How do you approach the question of “form” especially for longer works?

Form is very tough for me, especially for longer works. I feel very comfortable creating textures and lines, but form can be difficult because I get caught up in details. Prior to 2014, I used to work heavily with pre-compositional sketches to help guide my formal structures. I would draw shapes on giant pieces of paper, outlining timings and densities. This was a very visually pleasing process, but not always the most helpful musically. Those drawings were more of a crutch and/or meaningless justification to formal decisions. When I moved to Estonia in 2014 to work with Tulve, she had me let all that precomposition go and just write left to right, start to finish, in a way that allowed me to breathe through phrases and feel structure. I learned to trust my musical gut, and I think this has helped my forms tremendously. I will never be a composer who can write complicated formal structures in a meaningful way, but I am ok with that – when I listen I don’t really focus on form, anyway.

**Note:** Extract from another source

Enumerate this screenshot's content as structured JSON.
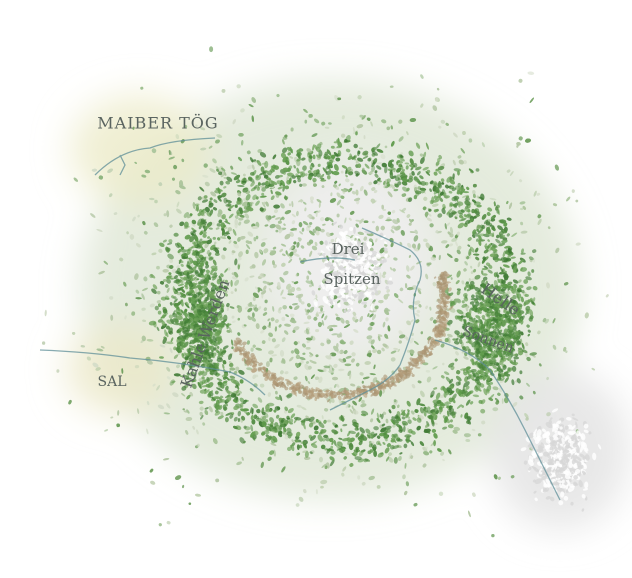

Would you mind speaking a little concerning your working process, i.e., do you have a regular schedule for writing; do you use a computer for composing (either for creating pre-composition materials or notation), if so, do you find that it inhibits your process? What other technology, if any, do you use?

Throughout grad school, I was a very strict pencil-to-paper kind of composer. I used technology like AudioSculpt and OpenMusic to generate some material, but most of the work was done in my head. I am a dismal pianist so never could test things out at that instrument. While I was a student, I would spend hours per day working, either with paper if I was writing something acoustic, or on the computer in the studio if the piece involved electronics. I love working with particular musicians, and whenever I had the chance I would test ideas with musicians. Violist Sam Kelder and trombone player Juna Winston were two such muses.

I graduated in 2016 and my process has had to change out of necessity – I am a mom to a young toddler, and I teach math part time at a college-prep high school in Boston. I don’t have the luxury of hours to think about music anymore, but in some ways this has helped me because I don’t have the time to second guess myself anymore! I generally get hit with an idea during mundane activities – washing dishes, commuting, knitting, etc., and I try to write these down as quickly as possible because these days I will forget most everything. My recent pieces have all included electronics, and I’ve started writing this part first so to have something ‘tangible’ to work with (this is how I used to write during my nascent years of composition!). I also skip the painstakingly slow process of hand-notating before engraving on the computer. I write in shorthand and then make score/parts – these are sometimes hand written and sometimes engraved in Sibelius.

Please describe a recent work.

I wrote the piece URSA MAJOR in 2017 for the Spanish group ‘Vertixe Sonora’ using my new-ish methods. One thing that Helena Tulve taught me was to not be afraid to recycle material. In this piece, I recontextualized certain sounds, phrases, and ideas that I’ve been toying with for the past few years (I have a piece called Ursa Minor for piano and two performers that is a little microcosm of MAJOR). VS did an amazing job interpreting this score, which was done by hand with a mix of graphic and standard notation.